I heard a shocking story from one of her friends. She was doing a pilot scheme to help families identified at some sort of risk (I think it was a government initiative of some kind). 5 days a week she visited the same family. The routine was arrive @ 7:30, get the 2 kids out of bed, get them dressed and fed, and off to school by 8:45, and then chuck yesterday's clothes in the washing machine so the kids had clean clothes for the next day. All the while the mother was sat in the kitchen, smoking, and looking out of the window. The father was sat in his boxers and a vest on the sofa, playing on the xbox, also smoking. After that she's sit with the parents (if they were talking to each other) and try and help them plan the rest of their day in terms of shopping, cooking, cleaning, managing their money, paying their bills etc. She'd leave by 10. After 10 weeks the support stopped because nothing was changing. The parents were quite happy to let her do the kid stuff and breakfast in the morning and listen to her advice for another hour or so, but apart from that, they didn't want to change. What did they do during the day? Window and smoking for her and xbox and smoking for him. She felt like she was providing free home-help for them, while her own kids were getting themselves up, fed, and off to school without her - she thought it was only rich people who had a nanny for their kids!
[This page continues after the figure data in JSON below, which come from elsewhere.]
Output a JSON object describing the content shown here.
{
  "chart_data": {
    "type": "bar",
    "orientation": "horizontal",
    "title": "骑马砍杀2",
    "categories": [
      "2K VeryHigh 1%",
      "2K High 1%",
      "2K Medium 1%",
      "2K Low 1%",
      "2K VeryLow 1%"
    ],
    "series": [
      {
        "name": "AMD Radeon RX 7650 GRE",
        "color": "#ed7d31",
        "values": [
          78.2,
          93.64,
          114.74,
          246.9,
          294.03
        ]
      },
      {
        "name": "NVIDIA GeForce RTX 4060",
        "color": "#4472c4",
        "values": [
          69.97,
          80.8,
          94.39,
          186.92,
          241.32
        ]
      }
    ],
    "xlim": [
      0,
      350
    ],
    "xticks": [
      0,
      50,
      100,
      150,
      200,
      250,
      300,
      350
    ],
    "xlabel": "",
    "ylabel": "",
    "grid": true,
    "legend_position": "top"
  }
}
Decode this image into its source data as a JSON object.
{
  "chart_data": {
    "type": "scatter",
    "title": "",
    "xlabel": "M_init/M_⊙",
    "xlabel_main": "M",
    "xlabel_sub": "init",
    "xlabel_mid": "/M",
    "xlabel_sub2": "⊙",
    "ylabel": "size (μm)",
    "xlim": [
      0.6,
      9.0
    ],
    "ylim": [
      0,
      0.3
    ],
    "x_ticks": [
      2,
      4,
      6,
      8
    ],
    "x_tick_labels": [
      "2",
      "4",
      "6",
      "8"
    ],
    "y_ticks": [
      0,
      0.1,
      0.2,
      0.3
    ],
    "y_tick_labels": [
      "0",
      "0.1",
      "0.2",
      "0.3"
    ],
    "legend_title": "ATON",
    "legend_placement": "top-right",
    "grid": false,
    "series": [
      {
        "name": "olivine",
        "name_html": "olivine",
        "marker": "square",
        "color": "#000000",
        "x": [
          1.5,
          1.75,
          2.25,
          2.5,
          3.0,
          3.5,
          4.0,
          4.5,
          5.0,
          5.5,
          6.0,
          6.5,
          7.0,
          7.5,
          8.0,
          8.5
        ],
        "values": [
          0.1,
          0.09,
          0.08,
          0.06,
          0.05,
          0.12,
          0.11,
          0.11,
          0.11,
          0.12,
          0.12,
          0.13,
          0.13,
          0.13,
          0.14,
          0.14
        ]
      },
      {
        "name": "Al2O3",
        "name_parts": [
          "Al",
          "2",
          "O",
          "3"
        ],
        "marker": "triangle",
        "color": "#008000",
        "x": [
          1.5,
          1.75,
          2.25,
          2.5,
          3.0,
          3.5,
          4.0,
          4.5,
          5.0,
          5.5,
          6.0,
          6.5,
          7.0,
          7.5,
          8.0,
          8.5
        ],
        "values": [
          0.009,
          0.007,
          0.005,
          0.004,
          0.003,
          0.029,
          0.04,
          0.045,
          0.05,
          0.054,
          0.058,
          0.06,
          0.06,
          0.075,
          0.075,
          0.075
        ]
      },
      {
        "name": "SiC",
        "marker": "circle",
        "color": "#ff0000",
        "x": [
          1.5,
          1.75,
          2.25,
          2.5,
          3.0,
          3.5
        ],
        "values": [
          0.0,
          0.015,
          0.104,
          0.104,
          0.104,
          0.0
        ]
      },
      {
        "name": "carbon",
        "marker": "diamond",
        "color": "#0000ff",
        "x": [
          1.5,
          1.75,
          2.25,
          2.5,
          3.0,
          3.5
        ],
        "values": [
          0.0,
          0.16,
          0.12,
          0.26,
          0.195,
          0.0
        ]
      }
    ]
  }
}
How do you help people like that? Throwing more money at them is not the answer, but neither is providing massive levels of v expensive support, so you are left with muddling along as we have been for years, because there are no easy answers

[I realise this is all slightly off-topic]
Are you tarring everybody with that brush?
 
The kids thing is super hard.

It's not great to punish the kids for parents poor life choices.
But at the same time it's basically impossible to help kids without giving **** parents a free ride.

In a perfect world I would fully support licences for having kids. Unfortunately mostly everyone can make kids. However there's a good percentage who can't bring up kids.

Obviously this (for now) is impossible and would be frowned upon. But really. It's the most responsible job anyone could have.

When the state supports peoples bad choices. If people can't improve and learn, it's isn't ridiculous for that to licenced.


I'm of the opinion we have moved past the point where its a right to be able to have kids.

This isn't even a financial thing. These kids often have no hope Kent environment they've been brought into.
 
It depends on whether one group is becoming wealthier at the expense of another, e.g. whether there is a transfer of wealth between groups, or whether a group has now increased expenses due to the increased wealth of another. The answer to both of those is a resounding yes in this country, with wage stagnation and the costs of housing, education and childcare increasing at 10x the rate of inflation, and 15x the rate of wage growth.
Even so, the relative poverty measurement literally takes none of this into account.